In both stock trading and financial technical analysis, an island reversal is a candlestick pattern with compact trading activity within a range of prices, separated from the move preceding it. A "candlestick pattern" is a movement in prices shown graphically on a candlestick chart. This separation shown on the chart, is said to be caused by an exhaustion gap and the subsequent move in the opposite direction occurs as a result of a breakaway gap.

== Formation ==
Close scrutiny of island reversal formations shows that the island reversal consists of an exhaustion gap and the subsequent move is followed by a breakaway gap. Uncommonly, the breakaway gap that completes the island is filled in a few days by a pull back as a result of the reaction. The island reversal can occur also, inversely, at the peak or the reverse of head and shoulders formations.

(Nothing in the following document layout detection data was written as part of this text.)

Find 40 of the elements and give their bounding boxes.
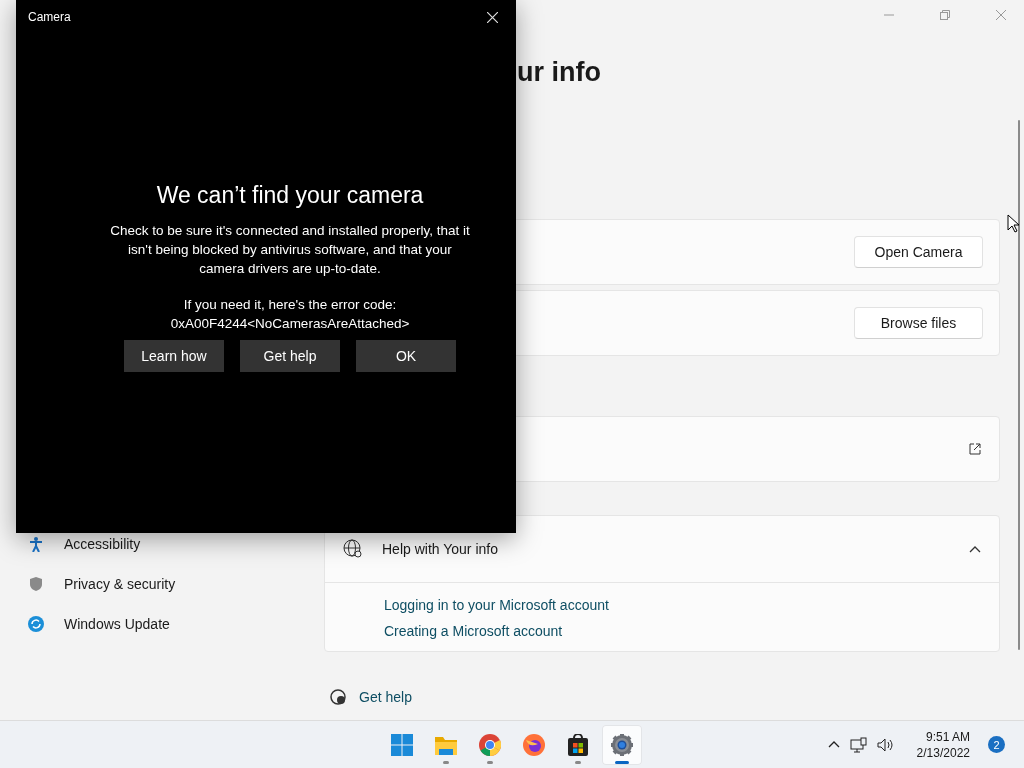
restore-icon bbox=[940, 10, 950, 20]
update-icon bbox=[28, 616, 44, 632]
notification-badge[interactable]: 2 bbox=[988, 736, 1005, 753]
clock[interactable]: 9:51 AM 2/13/2022 bbox=[916, 728, 970, 761]
card-button[interactable]: Open Camera bbox=[854, 236, 983, 268]
card-button[interactable]: Browse files bbox=[854, 307, 983, 339]
gear-icon bbox=[611, 733, 633, 756]
error-code: 0xA00F4244<NoCamerasAreAttached> bbox=[169, 315, 411, 333]
sidebar-item[interactable]: Windows Update bbox=[0, 604, 324, 644]
error-code-label: If you need it, here's the error code: bbox=[182, 296, 398, 314]
dialog-button[interactable]: Get help bbox=[240, 340, 340, 372]
sidebar-item[interactable]: Accessibility bbox=[0, 524, 324, 564]
store-icon bbox=[567, 733, 589, 756]
dialog-button[interactable]: Learn how bbox=[124, 340, 224, 372]
page-title: ur info bbox=[516, 57, 602, 89]
help-icon bbox=[329, 688, 347, 706]
chevron-up-icon[interactable] bbox=[827, 740, 840, 749]
help-title: Help with Your info bbox=[382, 541, 499, 557]
external-link-icon[interactable] bbox=[968, 442, 982, 456]
close-icon[interactable] bbox=[487, 11, 498, 23]
accessibility-icon bbox=[28, 536, 44, 552]
globe-icon bbox=[343, 539, 363, 559]
scrollbar[interactable] bbox=[1018, 120, 1020, 650]
network-icon[interactable] bbox=[849, 736, 867, 753]
start-icon bbox=[391, 733, 413, 756]
volume-icon[interactable] bbox=[876, 736, 893, 753]
firefox-icon bbox=[523, 733, 545, 756]
window-title: Camera bbox=[28, 10, 71, 24]
error-message: Check to be sure it's connected and installed properly, that it isn't being blocked by antivirus software, and that your camera drivers are up-to-date. bbox=[109, 222, 471, 278]
browser-icon bbox=[479, 733, 501, 756]
help-link[interactable]: Creating a Microsoft account bbox=[384, 623, 563, 639]
shield-icon bbox=[28, 576, 44, 592]
cursor-icon bbox=[1007, 214, 1021, 234]
chevron-up-icon[interactable] bbox=[969, 544, 981, 554]
help-link[interactable]: Logging in to your Microsoft account bbox=[384, 597, 609, 613]
sidebar-item[interactable]: Privacy & security bbox=[0, 564, 324, 604]
close-icon bbox=[996, 10, 1006, 20]
error-heading: We can’t find your camera bbox=[156, 182, 424, 209]
dialog-button[interactable]: OK bbox=[356, 340, 456, 372]
get-help-link[interactable]: Get help bbox=[359, 689, 412, 705]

For example, assume that the price in a rising trend closes at its high of $84.00 and opens at $86.00 the following day and then does not fall below its opening. At the end of the day, it moves up further and touches $88.00, but closes at $87.60. Observation thus shows a gap of $2.00 which is not filled. On the following day, the market price opened at $87.40, touched a high of $88.90, and closed at $87.00. A few days later, or the very next day, the market price opens at $84.00 and closes at $82.90, keeping itself below the area of $86.00 and $84.00. All the trading above $86.00 will appear on the technical analysis chart to be isolated and is known as an "island reversal."

An example of a bearish island reversal pattern was identified by Kenneth Gruneisen and published via CANSLIM.net when ITT Educational Services (ESI) topped in January 2009. ESI fell from $120 to $12 in the 4 years that followed.

== Characteristics ==
- It consists of a minor move.
- It is not, in itself, of major significance.
- It can occur at the top as well as at the bottom.
- The gaps at either end occur at almost the same price level.
- It has compact trading activity that is separated from the subsequent move, which is in the opposite direction.
- It is an extremely good indicator of a reversal of a primary or intermediate trend.
- As soon as it appears, it indicates that an extreme change in sentiment has occurred.
- High volume is expected in that compact trading area.
- The trading activity may last for only a single day or a couple of days. When this arrangement occurs for only a single day, it is known as "one-day reversal".